戦いに理由を求めるユスティアとは、根本から違っていた。
「血を流さずに済むなら、その方がいいと思いますけど……」
「私には理解できないな。ならなぜ剣を取った? 聖剣はなぜお前を選んだ? 本文を果たせぬ剣など、ただの置物にしかなりえないというのに」
自分が選び、自分を選んでくれた聖剣を馬鹿にされ、ユスティアは眉を顰める。
「私だって、なんで聖剣が選んでくれたのかなんて分かりません。けど、ただ巨人族と戦うだけではいけない気がするんです。そうやって長い間、戦争は続いているんですから」
「その力で巨人族を滅ぼし、戦争を終わらせろというのが、聖剣の意思だとは思わないのか?」
「思いません。力には責任と代償が伴うと思ってます。私はその責任を果たしたいんです」
「甘ったれた考え方だな。まあ、いくら言っても変わらないのは理解してる。ただ、巨人どもに同胞を殺された者たちを目の当たりにして、同じ言葉を言えるのか見ものだな」
ロゼリカはそれきり話は終わりだと口を閉ざした。
彼女の言葉はいつも辛辣で、それを聞いてユスティアはいつも自問自答を繰り返す。
人類の敵であるとされる巨人族や魔物。そして、それらに対抗する強力な手段である聖剣。
その主に選ばれた自分の役目と願い。
(私も誰かを助けたい。あの男の子みたいに)
あどけなさの残る顔立ちで、なのに妙に大人びた表情をしていた少年。彼はユスティアが暮らしていた村を救い、忽然と姿を消した。

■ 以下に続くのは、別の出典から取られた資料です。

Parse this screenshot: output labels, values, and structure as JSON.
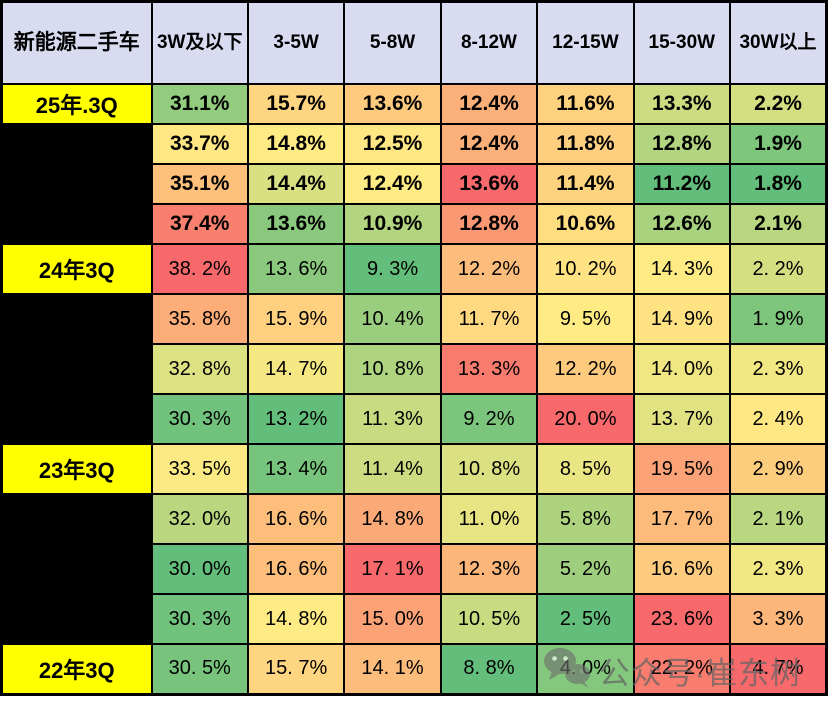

一体何者なのかはわからない。一つ確かなのは、ユスティアにとって、ルイと名乗った少年が、まるでおとぎ話に出てくるような騎士に見えたという事だ。
(そうよ。彼は決して強くなかった。なのに迷わず助けてくれた)
ユスティアは表情を引き締めた。
村で燻っていた自分が旅立ち、誰かのために剣をとる選択をした。
迷いを断ち切ってくれるのはいつだって記憶の中にいるルイだった。
「迂回すると時間がかかる。密林を抜けるが体力は問題ないか?」
「はい! 毎日師匠に稽古をつけてもらってますから」
元気よく応えるユスティアにロゼリカは目を丸くする。